It was three years ago this month when I first noticed something was wrong. I was playing tennis, and when I tried to push off for a quick lateral move to hit a wide shot or poach it was as though my brain said “go” and the leg said “no.” There was a strange delay in messaging, and it meant that my first step was fine but the second one was dangerously late and awkward. I fell several times, to the point my doubles partners started to worry about me and I stopped playing. I initially attributed it to being out of shape after a lengthy recovery from a knee injury. But from the start it never felt like I was just tired or out of shape — it felt more like a disconnect in the messaging. And it was. It took me 12 months to mention it to my family physician, and another 3 to get the diagnosis.
So now I’m entering year four with ALS. The disease’s symptoms are, for now, still confined to my legs, which are gradually weakening, in maddeningly asymmetrical ways. The foot that was initially weak is now stronger, the foot that was strong is now much weaker. Balance is hard — I walk very slowly and deliberately if without a cane or an ankle foot brace. Bending over to pick things up or tie a shoe is an adventure in balancing. But with the ankle foot brace (AFO) on my weak left foot, I can walk for several miles, at a reasonable pace, and work out on the reclining bike machine for an hour. Weirdly, it’s easier to hike a mile than to just stand with confidence without shoes at the kitchen sink.

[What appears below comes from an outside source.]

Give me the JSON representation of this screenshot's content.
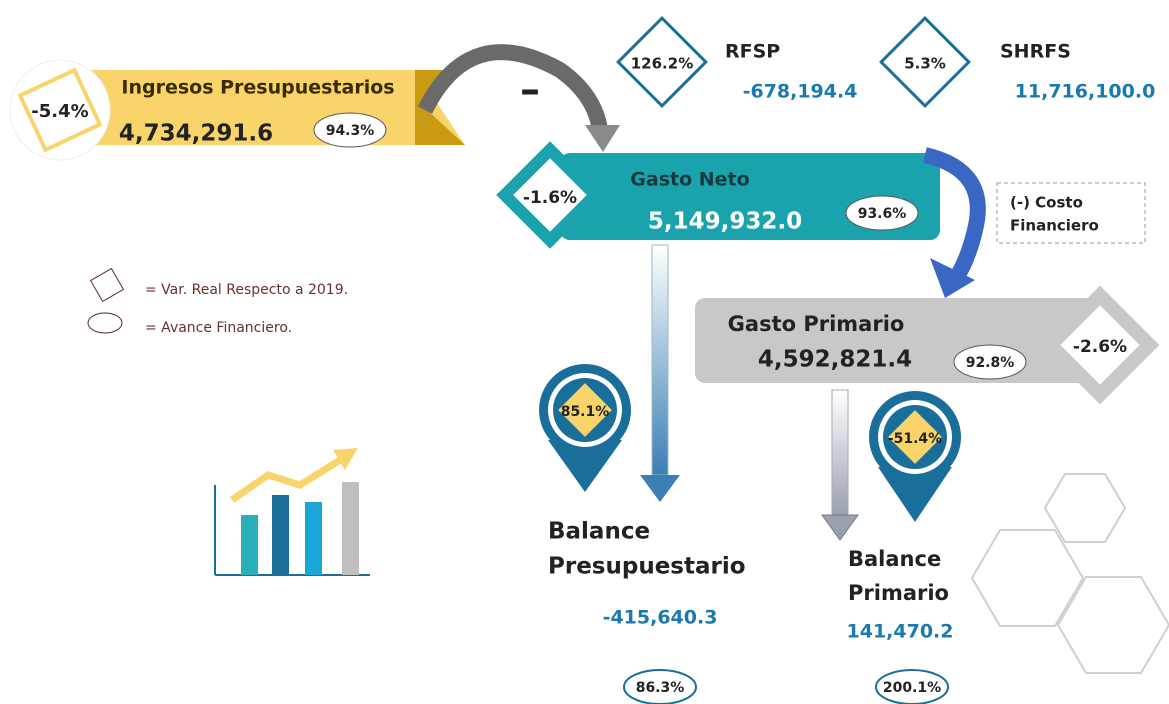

This is all good news, under the circumstances, since the median life expectancy for people with ALS is only three years from symptom onset. But as I enter year four, surpassing the terrible three year benchmark, I can feel the legs weakening, and can feel fatigue set in faster when I walk for long distances or climb stairs. So far, this has been a slow progression, and seems to suggest that I qualify as a “slow progression” case. But it’s still a disease progression, and like everyone else with ALS, I’m on the clock.
We’re all on the clock, of course. It’s just that some of us can see the sand moving in our hourglass a bit more vividly than others. When you’re “living on borrowed time,” it incentivizes setting clear priorities and making the best use of whatever time one has left.
For me, my priorities and goals for 2020 are to be a good role model to my children and students for how to handle adversity with as much grace and sense of humor as I can muster; to fight death without fearing it; to spend quality time with family and friends, celebrating everything life has to offer with them; to stay professionally active as a teacher and scholar; to redouble my volunteer work with ALS organizations to raise awareness, raise funds, provide quality care services, and promote policies that expedite the search for therapies that halt or reverse ALS; to work to build better collaboration, trust, and unity of purpose within an ALS community that is frustratingly and unnecessarily fractured; and to thank God every day that I have such a loving and supportive family to count on.